Although I had so much fun with this game they made bayonetta straight so I can’t give it 5 stars.

“You know, the world could always use more heroes”

Before I start this review off properly, there are a few things I will tell you from the get go.
1: this will have little to do with the actual gameplay of overwatch. Go to ign if you really wanna know how the gameplay in a 5 year old game is
2: this review will be focusing very heavily on my personal experience with overwatch. If that isn’t something you want to read, bye.
3: This will probably be my longest review ever.

With that out of the way, it’s time for me to tell you how Overwatch has become the lowest rated game i will ever have on this website.

My story with overwatch started out not too different from a lot of others i’d imagine. I was a 15 year old kid with no money. From one source or another, I heard about a free first person shooter demo people were going crazy over: some game I knew nothing about, from a studio I knew nothing about: overwatch. Overwatch didn’t have to wait very long to draw me in. I believe I installed it within hours of the open beta going live. I was hooked then and there. I loved the world of this game, the characters, the art style, the gun play, just about anything you could really think of. I played that beta all day, if i wasn’t at school, i was trying my best to learn how to use high noon (and failing at it).

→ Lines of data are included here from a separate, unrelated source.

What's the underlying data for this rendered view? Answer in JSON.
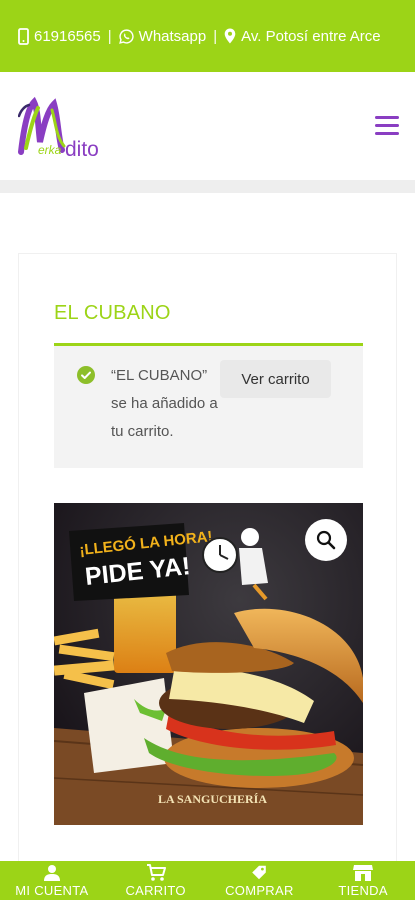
{
  "topbar": {
    "phone": "61916565",
    "whatsapp_label": "Whatsapp",
    "address": "Av. Potosí entre Arce"
  },
  "header": {
    "logo_text": "Merkadito",
    "menu_icon": "hamburger-icon"
  },
  "product": {
    "title": "EL CUBANO"
  },
  "notice": {
    "message": "“EL CUBANO” se ha añadido a tu carrito.",
    "button_label": "Ver carrito",
    "icon": "check-circle-icon"
  },
  "image": {
    "banner_line1": "¡LLEGÓ LA HORA!",
    "banner_line2": "PIDE YA!",
    "brand": "LA SANGUCHERÍA",
    "zoom_icon": "magnifier-icon"
  },
  "bottom_nav": {
    "items": [
      {
        "label": "MI CUENTA",
        "icon": "user-icon"
      },
      {
        "label": "CARRITO",
        "icon": "cart-icon"
      },
      {
        "label": "COMPRAR",
        "icon": "tag-icon"
      },
      {
        "label": "TIENDA",
        "icon": "store-icon"
      }
    ]
  },
  "colors": {
    "brand_green": "#9cd417",
    "brand_purple": "#8a3ec2",
    "notice_bg": "#f3f3f3"
  }
}
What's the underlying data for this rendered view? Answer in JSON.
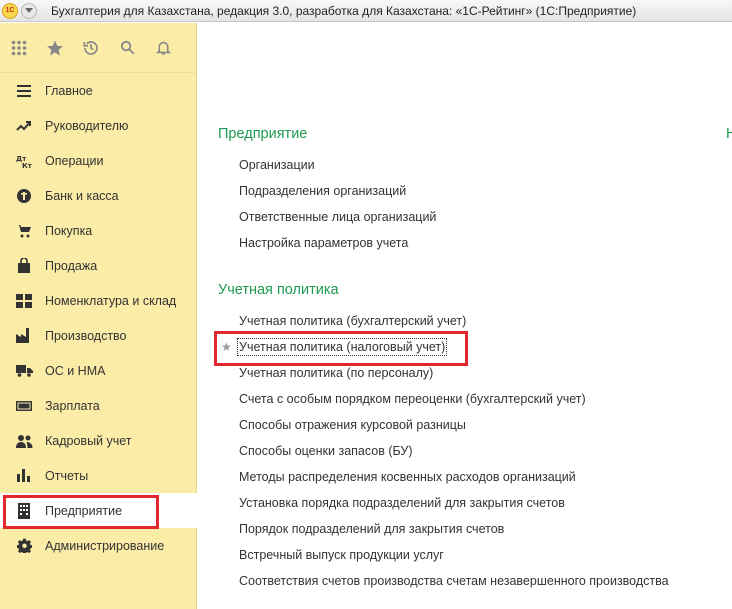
{
  "window": {
    "logo_text": "1С",
    "title": "Бухгалтерия для Казахстана, редакция 3.0, разработка для Казахстана: «1С-Рейтинг»  (1С:Предприятие)"
  },
  "sidebar": {
    "toolbar": [
      {
        "name": "apps-grid-icon"
      },
      {
        "name": "favorites-star-icon"
      },
      {
        "name": "history-icon"
      },
      {
        "name": "search-icon"
      },
      {
        "name": "notifications-bell-icon"
      }
    ],
    "items": [
      {
        "label": "Главное",
        "icon": "menu-lines-icon"
      },
      {
        "label": "Руководителю",
        "icon": "trend-chart-icon"
      },
      {
        "label": "Операции",
        "icon": "debit-credit-icon"
      },
      {
        "label": "Банк и касса",
        "icon": "coin-icon"
      },
      {
        "label": "Покупка",
        "icon": "shopping-cart-icon"
      },
      {
        "label": "Продажа",
        "icon": "shopping-bag-icon"
      },
      {
        "label": "Номенклатура и склад",
        "icon": "grid-blocks-icon"
      },
      {
        "label": "Производство",
        "icon": "factory-icon"
      },
      {
        "label": "ОС и НМА",
        "icon": "truck-icon"
      },
      {
        "label": "Зарплата",
        "icon": "money-icon"
      },
      {
        "label": "Кадровый учет",
        "icon": "people-icon"
      },
      {
        "label": "Отчеты",
        "icon": "bar-chart-icon"
      },
      {
        "label": "Предприятие",
        "icon": "building-icon",
        "active": true
      },
      {
        "label": "Администрирование",
        "icon": "gear-icon"
      }
    ]
  },
  "main": {
    "section_enterprise": {
      "title": "Предприятие",
      "links": [
        "Организации",
        "Подразделения организаций",
        "Ответственные лица организаций",
        "Настройка параметров учета"
      ]
    },
    "section_policy": {
      "title": "Учетная политика",
      "links": [
        "Учетная политика (бухгалтерский учет)",
        "Учетная политика (налоговый учет)",
        "Учетная политика (по персоналу)",
        "Счета с особым порядком переоценки (бухгалтерский учет)",
        "Способы отражения курсовой разницы",
        "Способы оценки запасов (БУ)",
        "Методы распределения косвенных расходов организаций",
        "Установка порядка подразделений для закрытия счетов",
        "Порядок подразделений для закрытия счетов",
        "Встречный выпуск продукции услуг",
        "Соответствия счетов производства счетам незавершенного производства"
      ]
    },
    "edge_letter": "Н",
    "star_glyph": "★"
  },
  "colors": {
    "sidebar_bg": "#fbeca7",
    "section_title": "#1e9a52",
    "highlight": "#e0262f"
  }
}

I could not get enough overwatch, i would say ages 15-17 were for me were essentially dedicated to overwatch. Making friends in overwatch, watching official overwatch media, speculating about overwatch, and most importantly, playing overwatch. For those first two years, it really was just me, a ps4, and 20 something heroes that held my attention better than most other games did. I made some good friends at that time, but by the end I held onto none, with the exception of a single one of them (who is now my best friend, go figure).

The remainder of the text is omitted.